NASA is among some major companies to raise concerns about SpaceX’s plan to deploy around 30,000 satellites for its Starlink, fearing they may crash into other objects orbiting the Earth.
Elon Musk’s SpaceX previously received authorisation to offer broadband internet from 12,000 satellites and has since requested authorisation for a second-generation constellation of 30,000 satellites.
In a statement to the Federal Communications Commission (FCC), NASA said it “has concerns with the potential for a significant increase in the frequency of conjunction events”.
The US space agency also expressed worry about the possible impacts to its science and human spaceflight missions.

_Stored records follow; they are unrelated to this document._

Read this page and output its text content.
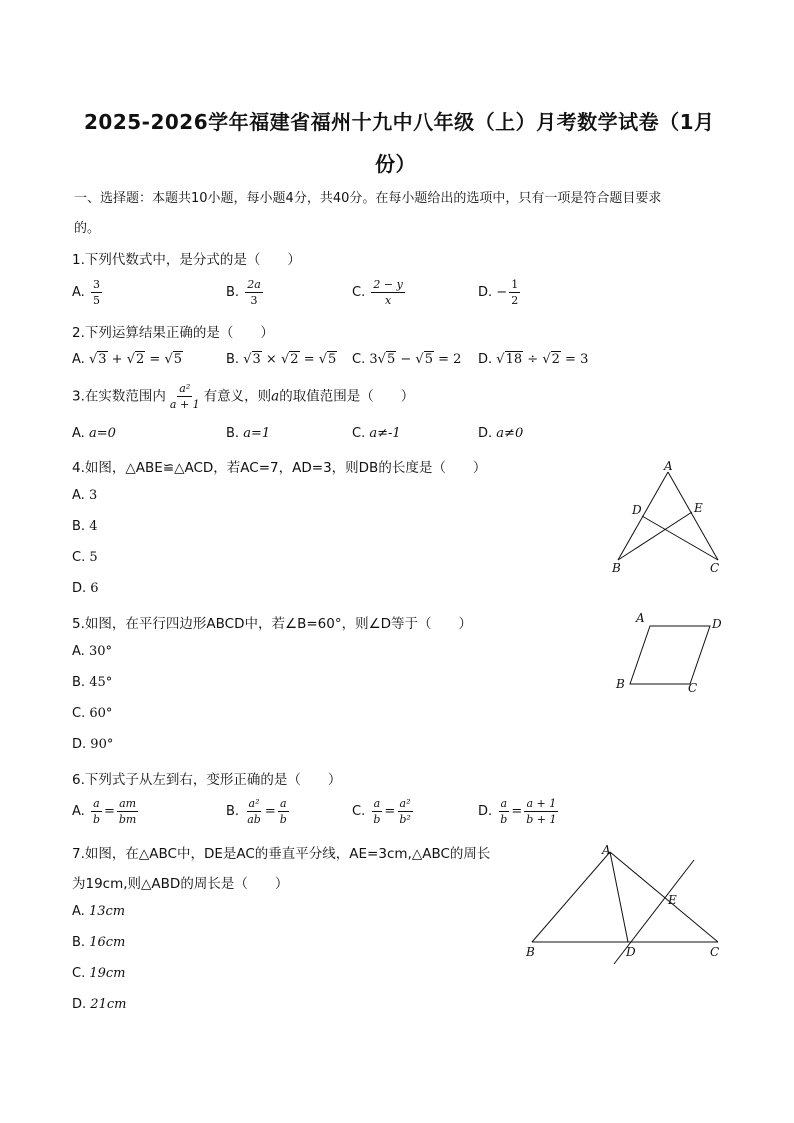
2025-2026学年福建省福州十九中八年级（上）月考数学试卷（1月
份）
一、选择题：本题共10小题，每小题4分，共40分。在每小题给出的选项中，只有一项是符合题目要求
的。
1.下列代数式中，是分式的是（　　）
A. $\frac{3}{5}$	B. $\frac{2a}{3}$	C. $\frac{2 - y}{x}$	D. − $\frac{1}{2}$
2.下列运算结果正确的是（　　）
A. √3 + √2 = √5	B. √3 × √2 = √5 C. 3√5 − √5 = 2 D. √18 ÷ √2 = 3
3.在实数范围内 $\frac{\text{a²}}{a + 1}$ 有意义，则a的取值范围是（　　）
A. a=0	B. a=1	C. a≠-1	D. a≠0
4.如图，△ABE≌△ACD，若AC=7，AD=3，则DB的长度是（　　）
A. 3
B. 4
C. 5
D. 6
A
B	C
D	E
5.如图，在平行四边形ABCD中，若∠B=60°，则∠D等于（　　）
A. 30°
B. 45°
C. 60°
D. 90°
A	D
B	C
6.下列式子从左到右，变形正确的是（　　）
A. $\frac{a}{b} = \frac{am}{bm}$	B. $\frac{\text{a²}}{ab} = \frac{a}{b}$	C. $\frac{a}{b} = \frac{\text{a²}}{\text{b²}}$	D. $\frac{a}{b} = \frac{a + 1}{b + 1}$
7.如图，在△ABC中，DE是AC的垂直平分线，AE=3cm,△ABC的周长
为19cm,则△ABD的周长是（　　）
A. 13cm
B. 16cm
C. 19cm
D. 21cm
A
B	D	C
E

There are currently 25,000 total objects tracked on-orbit – and around 6,100 below 600km, NASA noted.
SpaceX’s Gen2 expansion “would more than double the number of tracked objects in orbit and increase the number of objects below 600 km over five-fold,” it said.
Harvard-Smithsonian astrophysicist Jonathan McDowell, who is part of the American Astronomical Society panel examining the impacts of satellites on astronomy said: “We’ve been concerned with having these large numbers of satellites that interfere with astronomical observations.”
He added: “I think we need a little more experience with the several thousand operating satellites before
we can ramp up to the tens of thousands.”
SpaceX has not responded to a request for comment.
On 15 January, business magnate Musk tweeted that SpaceX had 1,469 Starlink satellites active and 272 moving to operational orbits soon.
Amazon.com also raised concerns with the FCC about SpaceX’s plan, as did Dish Network.
Amazon, which has pledged to spend at least $10bn (£7bn) to build 3,236 such satellites through its Project Kuiper programme, said “at least hundreds-and potentially more than 10,000 SpaceX satellites could operate at the same altitudes as the Kuiper System” under SpaceX’s application.
It also warned “the effect of this orbital overlap would be a dramatic increase in risks and other burdens on the Kuiper System”, and went on to ask the FCC to impose “reasonable conditions”.
Separately, SpaceX confirmed that a geomagnetic storm destroyed most of the Starlink satellites it launched last Friday.
It said 40 of its 49 satellites were going to fall back to Earth – though they are designed to burn up on re-entry – after a space storm “significantly impacted” them.
They were part of a planned satellite constellation that is intended to eventually provide constant internet coverage for most of the world.
Satellite technology, while extremely expensive to deploy, can provide high-speed internet for people who live in remote or hard-to-serve places.
It may also be a critical backstop when hurricanes or other natural disasters disrupt communication.